The first thing to do is decide how to store the cube. One possible way is to lay its faces to the plane, like in the figure below. This figure shows the cube in its starting position, i.e. in the upper left corner of the matrix.

Let's roll the cube one field to the right, and see what it looks like now.

We can see that this move only changed the blue row in the figure, and that this row shifted circularly to the left. Also note that one move to the left is the same as three moves to the right. This will be helpful later.

Let's see what happens if we roll the cube one field down. The figure shows what the cube looks like after moving it one field down from the starting position.

Only green faces marked ~2,6,5,1~ changed, and we can observe that they shifted circularly to the right, i.e. ~2651~ became ~1265~.

With the observations above, we can simulate all the moves, which would lead to an ~\mathcal O(RS)~ solution and would be too slow.
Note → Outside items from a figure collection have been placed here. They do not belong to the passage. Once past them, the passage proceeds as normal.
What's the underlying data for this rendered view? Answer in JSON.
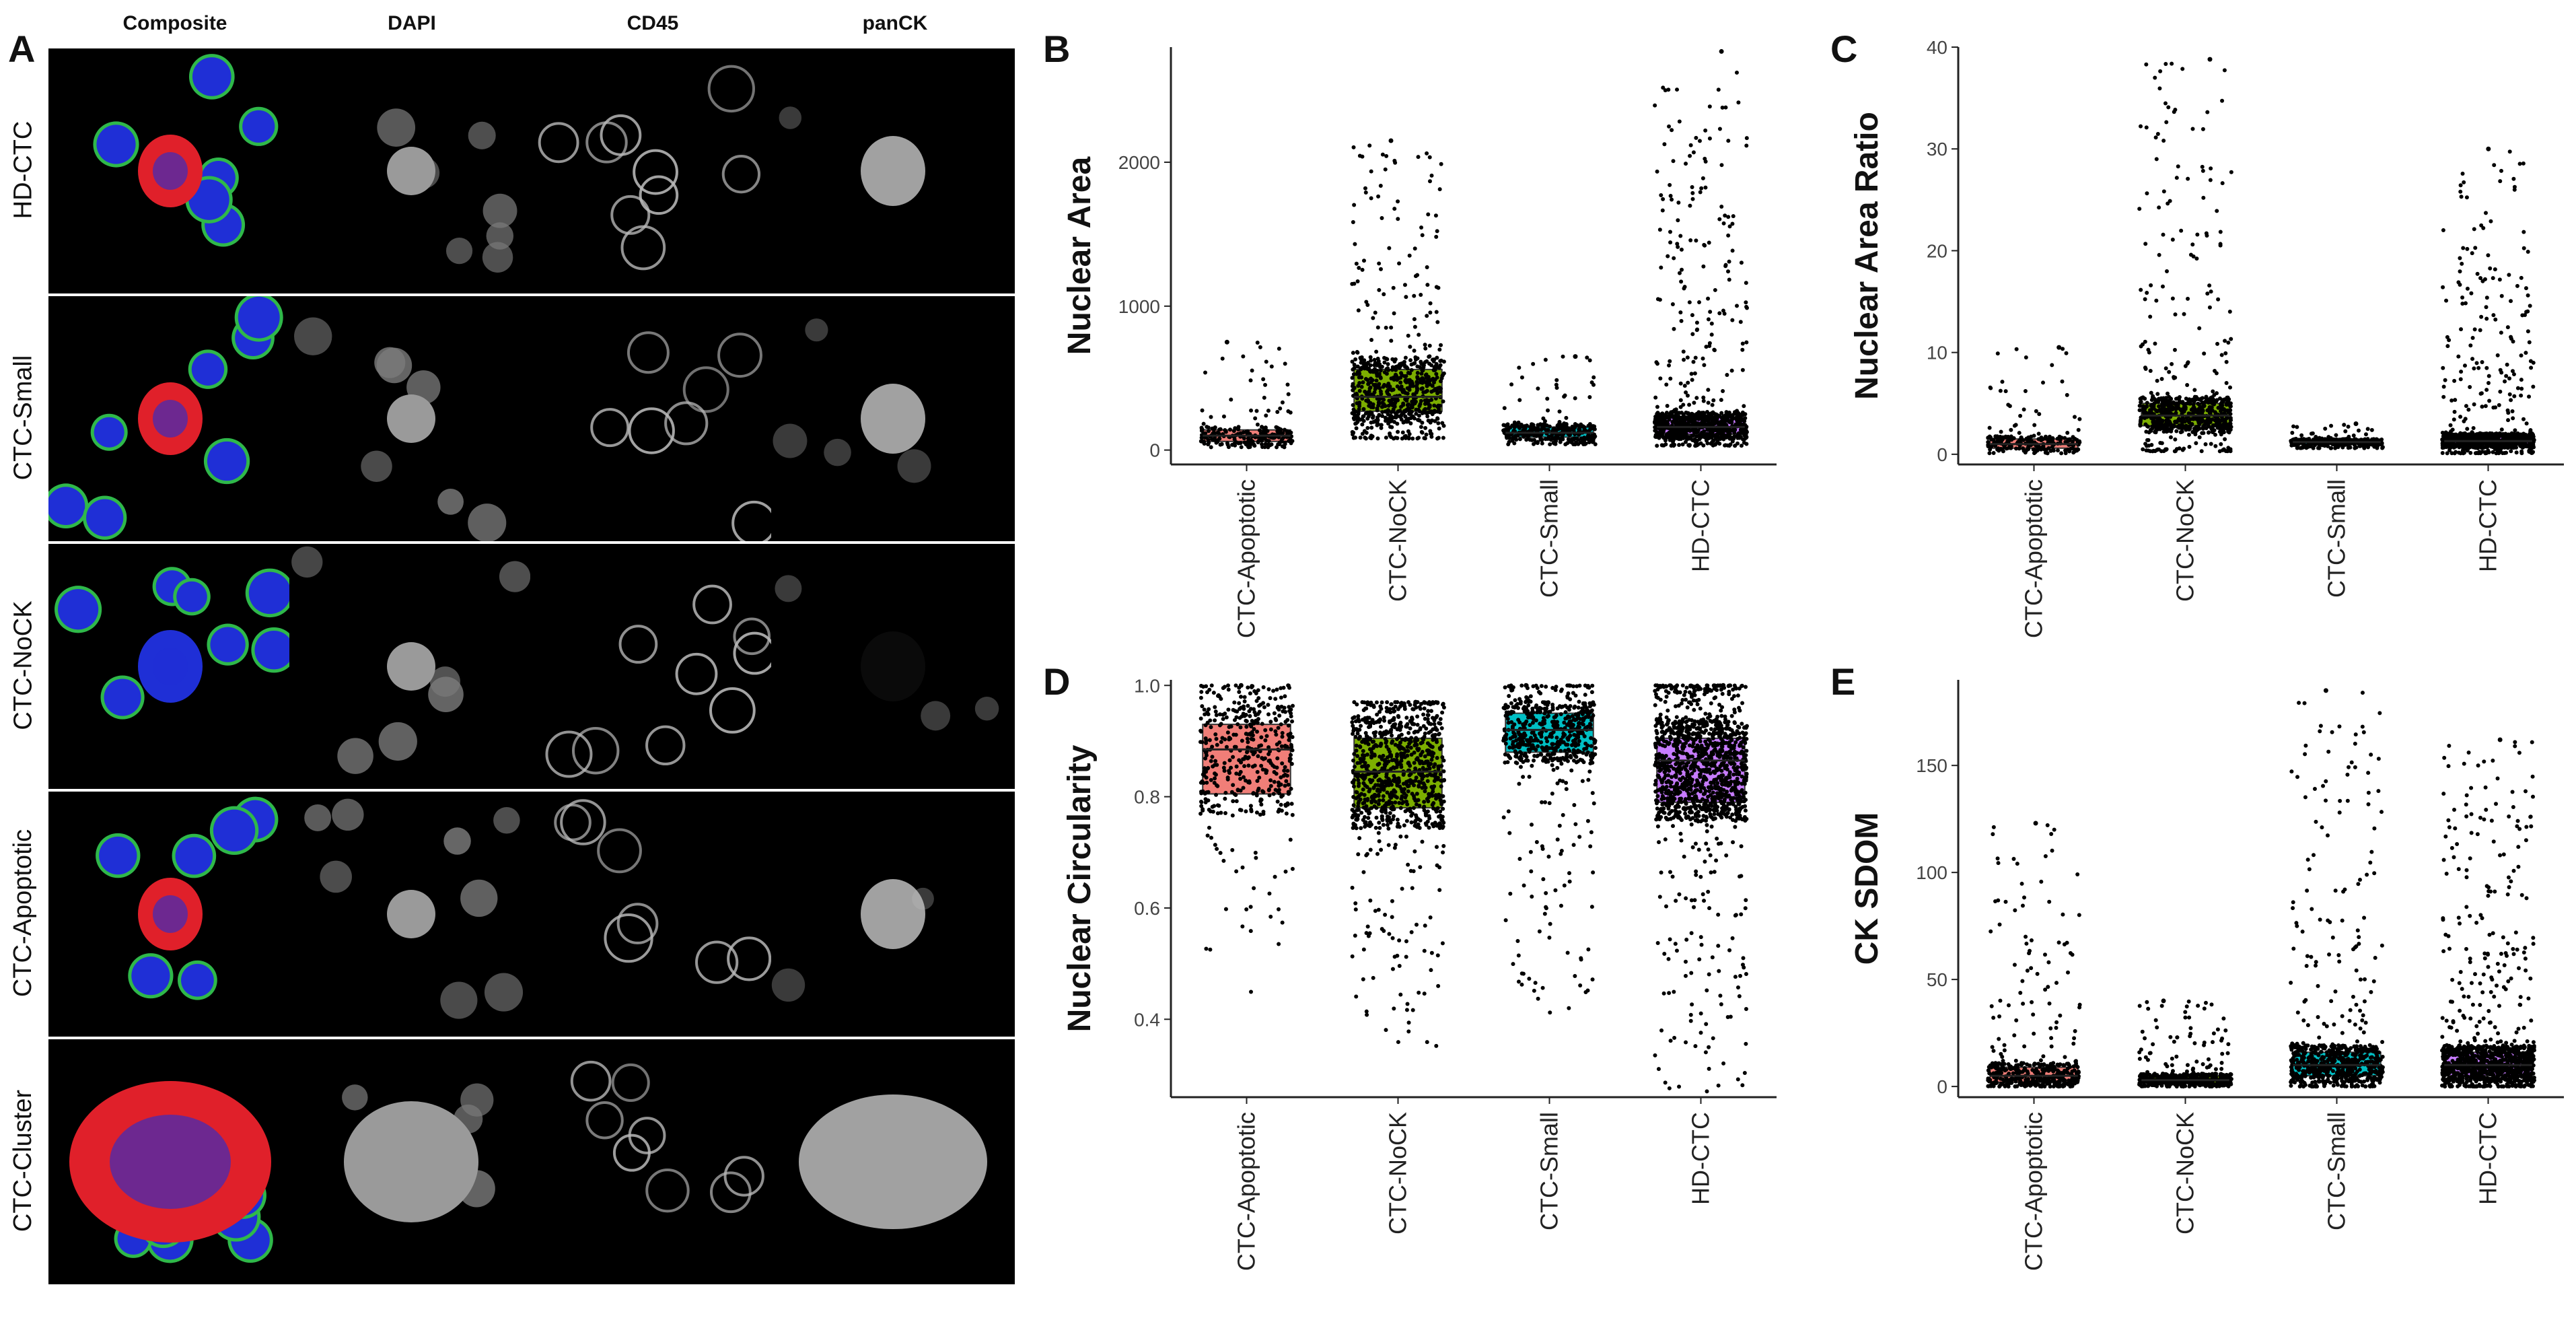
{
  "panel_letters": {
    "a": "A",
    "b": "B",
    "c": "C",
    "d": "D",
    "e": "E"
  },
  "micrograph_grid": {
    "columns": [
      "Composite",
      "DAPI",
      "CD45",
      "panCK"
    ],
    "rows": [
      "HD-CTC",
      "CTC-Small",
      "CTC-NoCK",
      "CTC-Apoptotic",
      "CTC-Cluster"
    ],
    "colors": {
      "nucleus": "#1f2fd6",
      "cd45": "#2fb84a",
      "panck": "#e0202a"
    }
  },
  "chart_data": [
    {
      "panel": "B",
      "type": "box",
      "categories": [
        "CTC-Apoptotic",
        "CTC-NoCK",
        "CTC-Small",
        "HD-CTC"
      ],
      "ylabel": "Nuclear Area",
      "ylim": [
        -100,
        2800
      ],
      "yticks": [
        0,
        1000,
        2000
      ],
      "boxes": [
        {
          "q1": 60,
          "median": 100,
          "q3": 140
        },
        {
          "q1": 270,
          "median": 370,
          "q3": 560
        },
        {
          "q1": 90,
          "median": 120,
          "q3": 160
        },
        {
          "q1": 110,
          "median": 160,
          "q3": 230
        }
      ],
      "spread": [
        [
          20,
          750
        ],
        [
          80,
          2150
        ],
        [
          40,
          650
        ],
        [
          30,
          2770
        ]
      ],
      "colors": [
        "#f07e78",
        "#7cae00",
        "#00bfc4",
        "#c77cff"
      ],
      "grid": false
    },
    {
      "panel": "C",
      "type": "box",
      "categories": [
        "CTC-Apoptotic",
        "CTC-NoCK",
        "CTC-Small",
        "HD-CTC"
      ],
      "ylabel": "Nuclear Area Ratio",
      "ylim": [
        -1,
        40
      ],
      "yticks": [
        0,
        10,
        20,
        30,
        40
      ],
      "boxes": [
        {
          "q1": 0.6,
          "median": 1.0,
          "q3": 1.5
        },
        {
          "q1": 2.8,
          "median": 3.8,
          "q3": 5.0
        },
        {
          "q1": 1.0,
          "median": 1.2,
          "q3": 1.4
        },
        {
          "q1": 0.9,
          "median": 1.3,
          "q3": 1.8
        }
      ],
      "spread": [
        [
          0.1,
          10.5
        ],
        [
          0.3,
          38.8
        ],
        [
          0.6,
          3.0
        ],
        [
          0.1,
          30
        ]
      ],
      "colors": [
        "#f07e78",
        "#7cae00",
        "#00bfc4",
        "#c77cff"
      ],
      "grid": false
    },
    {
      "panel": "D",
      "type": "box",
      "categories": [
        "CTC-Apoptotic",
        "CTC-NoCK",
        "CTC-Small",
        "HD-CTC"
      ],
      "ylabel": "Nuclear Circularity",
      "ylim": [
        0.26,
        1.01
      ],
      "yticks": [
        0.4,
        0.6,
        0.8,
        1.0
      ],
      "ytick_labels": [
        "0.4",
        "0.6",
        "0.8",
        "1.0"
      ],
      "boxes": [
        {
          "q1": 0.805,
          "median": 0.885,
          "q3": 0.93
        },
        {
          "q1": 0.78,
          "median": 0.845,
          "q3": 0.905
        },
        {
          "q1": 0.88,
          "median": 0.92,
          "q3": 0.95
        },
        {
          "q1": 0.79,
          "median": 0.865,
          "q3": 0.905
        }
      ],
      "spread": [
        [
          0.44,
          1.0
        ],
        [
          0.35,
          0.97
        ],
        [
          0.41,
          1.0
        ],
        [
          0.27,
          1.0
        ]
      ],
      "colors": [
        "#f07e78",
        "#7cae00",
        "#00bfc4",
        "#c77cff"
      ],
      "grid": false
    },
    {
      "panel": "E",
      "type": "box",
      "categories": [
        "CTC-Apoptotic",
        "CTC-NoCK",
        "CTC-Small",
        "HD-CTC"
      ],
      "ylabel": "CK SDOM",
      "ylim": [
        -5,
        190
      ],
      "yticks": [
        0,
        50,
        100,
        150
      ],
      "boxes": [
        {
          "q1": 2,
          "median": 5,
          "q3": 9
        },
        {
          "q1": 1.5,
          "median": 3,
          "q3": 5
        },
        {
          "q1": 5,
          "median": 10,
          "q3": 16
        },
        {
          "q1": 5,
          "median": 10,
          "q3": 16
        }
      ],
      "spread": [
        [
          0,
          123
        ],
        [
          0,
          40
        ],
        [
          0,
          185
        ],
        [
          0,
          162
        ]
      ],
      "colors": [
        "#f07e78",
        "#7cae00",
        "#00bfc4",
        "#c77cff"
      ],
      "grid": false
    }
  ]
}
We can improve our solution by finding a faster way to calculate the sum of each row and the final state of the cube at the end of that row. After four horizontal moves we end up in exactly the same state, so ~S-1~ horizontal moves give the same state of the cube as if we made only ~(S-1) \bmod 4~ moves.

To find the sum of the whole row, we must also add the rest of the moves. These moves can be divided into groups of ~4~, and it's not hard to see that each of these groups has the sum of ~14~, since one group contains two pairs of opposing faces.

The final complexity is now ~\mathcal O(R)~.